Uploading new texts

The raw texts for CLiC to process are assumed to be in the corpora repository:

If you haven’t done so already, add the texts to this repository, following the instructions there.

For each new book, first check the region annotation using, for example:

./server/bin/region_preview corpora/ChiLit/alone.txt

This will show the text file with all regions marked up with different colours. Inspect the output to see if regions are marked up correctly by default. If the scripts have made mistakes, you have 2 options:

  • Fix any systematic problems in the region taggers in server/clic/region
  • Export the tagged regions to a *.regions.csv file using server/bin/region_export, any regions edited here will override the tagger.

Once you are happy with the output, it needs to be imported into the CLiC database. Do not perform the following on a live CLiC server, as CLiC will not be available during the process. Instead, follow the instructions on dumping / restoring a database in Managing a production instance of CLiC.

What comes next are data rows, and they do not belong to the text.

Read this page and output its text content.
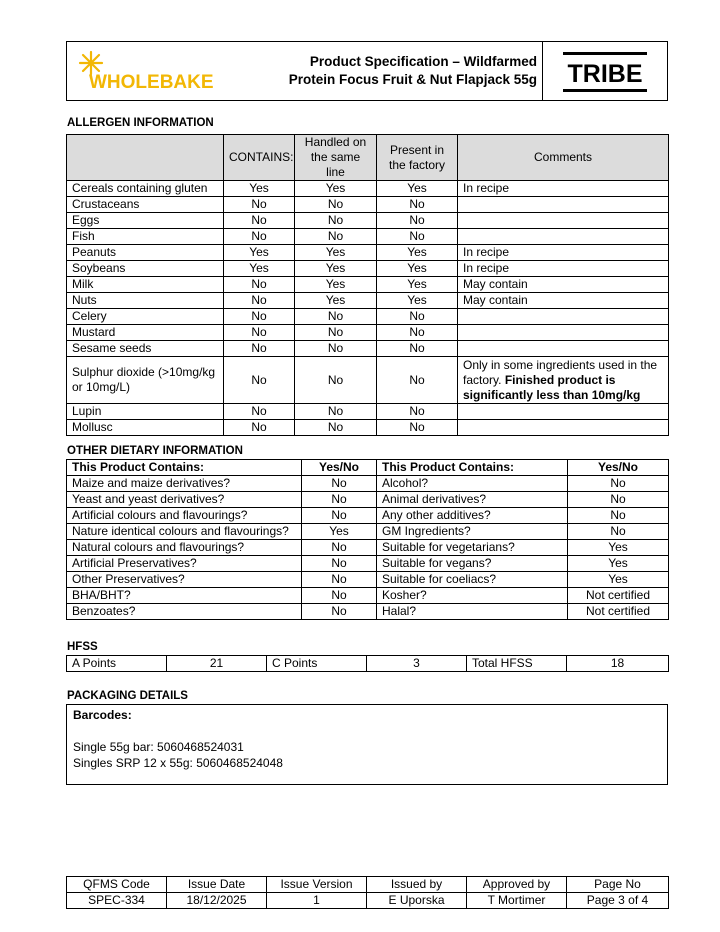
WHOLEBAKE
Product Specification – Wildfarmed
Protein Focus Fruit & Nut Flapjack 55g TRIBE
ALLERGEN INFORMATION
	CONTAINS:	Handled on the same line	Present in the factory	Comments
Cereals containing gluten	Yes	Yes	Yes	In recipe
Crustaceans	No	No	No	
Eggs	No	No	No	
Fish	No	No	No	
Peanuts	Yes	Yes	Yes	In recipe
Soybeans	Yes	Yes	Yes	In recipe
Milk	No	Yes	Yes	May contain
Nuts	No	Yes	Yes	May contain
Celery	No	No	No	
Mustard	No	No	No	
Sesame seeds	No	No	No	
Sulphur dioxide (>10mg/kg or 10mg/L)	No	No	No	Only in some ingredients used in the factory. Finished product is significantly less than 10mg/kg
Lupin	No	No	No	
Mollusc	No	No	No	
OTHER DIETARY INFORMATION
This Product Contains:	Yes/No	This Product Contains:	Yes/No
Maize and maize derivatives?	No	Alcohol?	No
Yeast and yeast derivatives?	No	Animal derivatives?	No
Artificial colours and flavourings?	No	Any other additives?	No
Nature identical colours and flavourings?	Yes	GM Ingredients?	No
Natural colours and flavourings?	No	Suitable for vegetarians?	Yes
Artificial Preservatives?	No	Suitable for vegans?	Yes
Other Preservatives?	No	Suitable for coeliacs?	Yes
BHA/BHT?	No	Kosher?	Not certified
Benzoates?	No	Halal?	Not certified
HFSS
A Points	21	C Points	3	Total HFSS	18
PACKAGING DETAILS
Barcodes:
Single 55g bar: 5060468524031
Singles SRP 12 x 55g: 5060468524048
QFMS Code	Issue Date	Issue Version	Issued by	Approved by	Page No
SPEC-334	18/12/2025	1	E Uporska	T Mortimer	Page 3 of 4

import_corpora_repo will import all given texts into the database. Ideally (re-)import the entire corpora repository with:

./server/bin/import_corpora_repo corpora/*/*.txt

…however this takes some time. It is also possible to import individual books:

./server/bin/import_corpora_repo corpora/ChiLit/alone.txt

Restart CLiC with ./install.sh to ensure that caches are flushed.

What if my book is not appearing in CLiC?

First, make sure that the corpora.bib file has an entry for your new book. Without an entry here, CLiC will not know to add it it to the corpus, and thus it will not appear in the drop-down. Re-import the book once this has been done.